Sometimes, during the cooking segment of Blue Peter, the presenter would turn to the camera and tell us that they wished we had smell-o-vision so that we could smell how good their cooking was.
I looked into it and smell-o-vision is a thing that has been invented: chemical essences installed in the screen disperse at appropriate moments. But we should be clear that this does not fulfil the TV presenter’s desire. The odour emitted by a smell-o-vision can only ever be a copy of the original. We cannot smell what they are cooking, only a pre-ordained simulacrum; chemicals that smell like mown grass, wood chips, roast chicken.
Smell-o-vision cannot convey the viewer to your location. Which is to say, the invocation of smell-o-vision is a tad insincere. Scent may have the metaphorical power to transport, but smell-o-vision can’t take you anywhere. And if it could, what of the smells we do not wish to encounter? The pig sty, the abattoir, the presenter baking too long under hot studio lights…?

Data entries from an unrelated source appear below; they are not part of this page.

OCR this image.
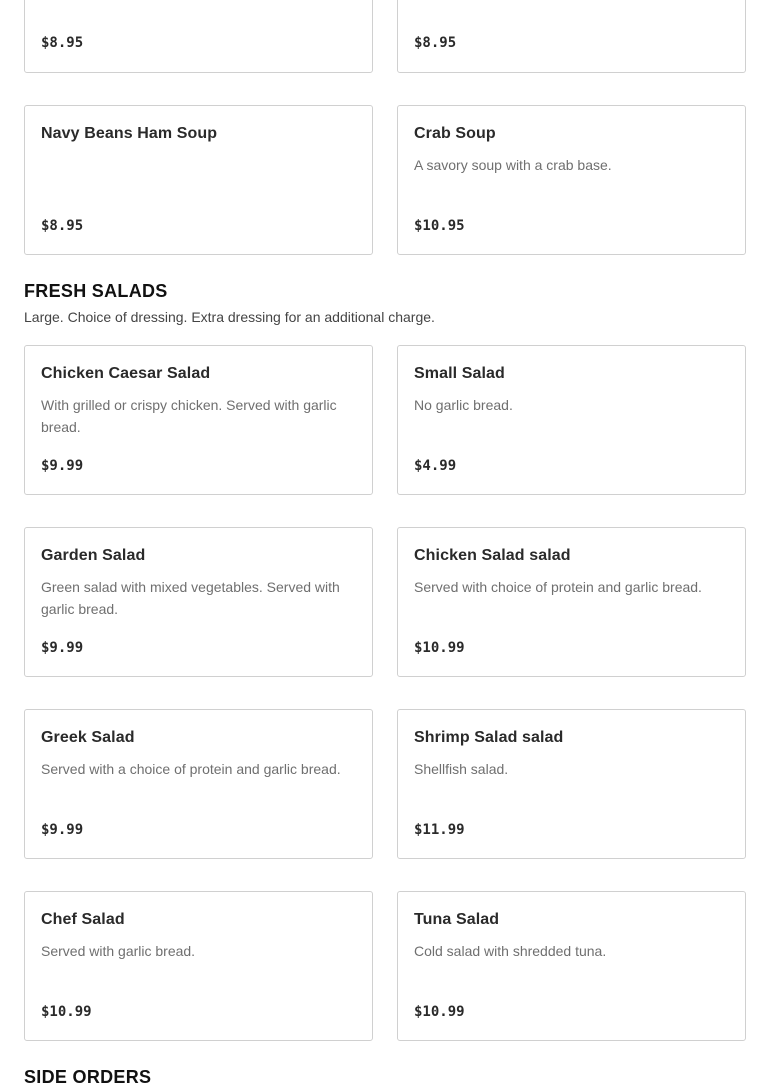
$8.95	$8.95
Navy Beans Ham Soup
$8.95
Crab Soup
A savory soup with a crab base.
$10.95
FRESH SALADS
Large. Choice of dressing. Extra dressing for an additional charge.
Chicken Caesar Salad
With grilled or crispy chicken. Served with garlic bread.
$9.99
Small Salad
No garlic bread.
$4.99
Garden Salad
Green salad with mixed vegetables. Served with garlic bread.
$9.99
Chicken Salad salad
Served with choice of protein and garlic bread.
$10.99
Greek Salad
Served with a choice of protein and garlic bread.
$9.99
Shrimp Salad salad
Shellfish salad.
$11.99
Chef Salad
Served with garlic bread.
$10.99
Tuna Salad
Cold salad with shredded tuna.
$10.99
SIDE ORDERS
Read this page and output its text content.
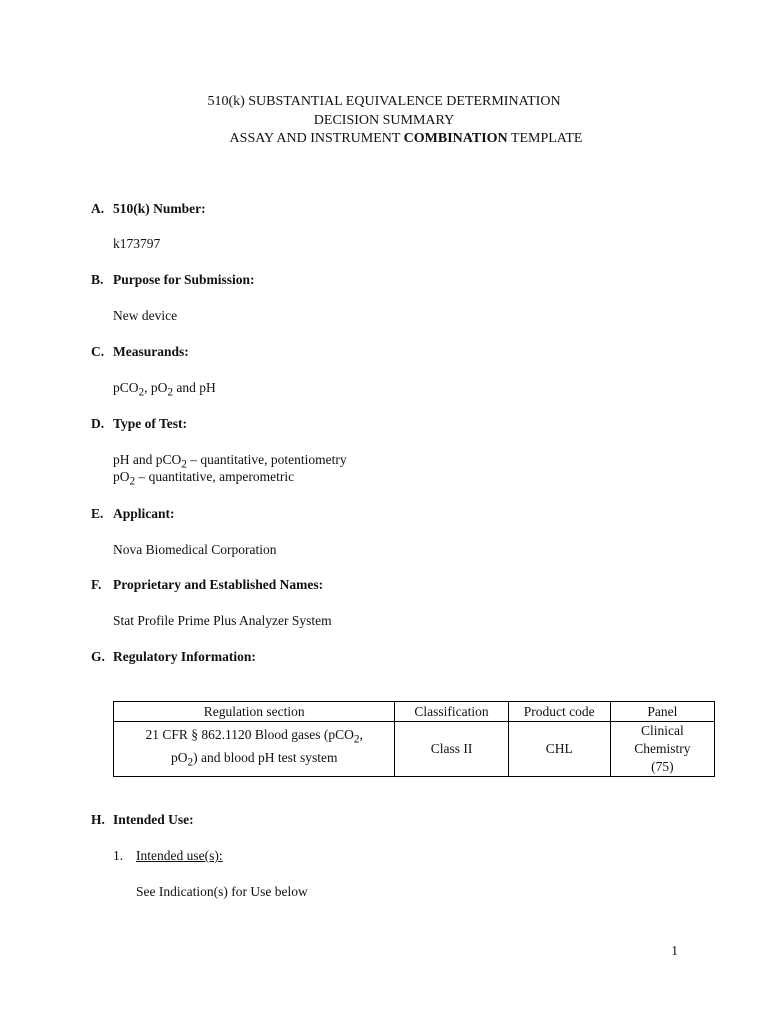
510(k) SUBSTANTIAL EQUIVALENCE DETERMINATION
DECISION SUMMARY
ASSAY AND INSTRUMENT COMBINATION TEMPLATE
A. 510(k) Number:
k173797
B. Purpose for Submission:
New device
C. Measurands:
pCO$_2$, $pO_2$ and pH
D. Type of Test:
pH and pCO$_2$ – quantitative, potentiometry
$pO_2$ – quantitative, amperometric
E. Applicant:
Nova Biomedical Corporation
F. Proprietary and Established Names:
Stat Profile Prime Plus Analyzer System
G. Regulatory Information:
Regulation section	Classification	Product code	Panel
21 CFR § 862.1120 Blood gases (pCO$_2$,
$pO_2$) and blood pH test system	Class II	CHL	Clinical
Chemistry
(75)
H. Intended Use:
1. Intended use(s):
See Indication(s) for Use below
1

Regardless, I think often of smell-o-vision. Of true smell-o-vision. Whereby the actual smell I’m smelling could be transported to you. Whereby I could say smell this via text or email or over the phone and you would smell it.
And a few times this week – the embers of an afternoon barbecue, a freshly unwrapped notebook, geraniums on a warm spring evening – I have longed for smell-o-vision. To say, smell this. Which is to say, I wish you were here.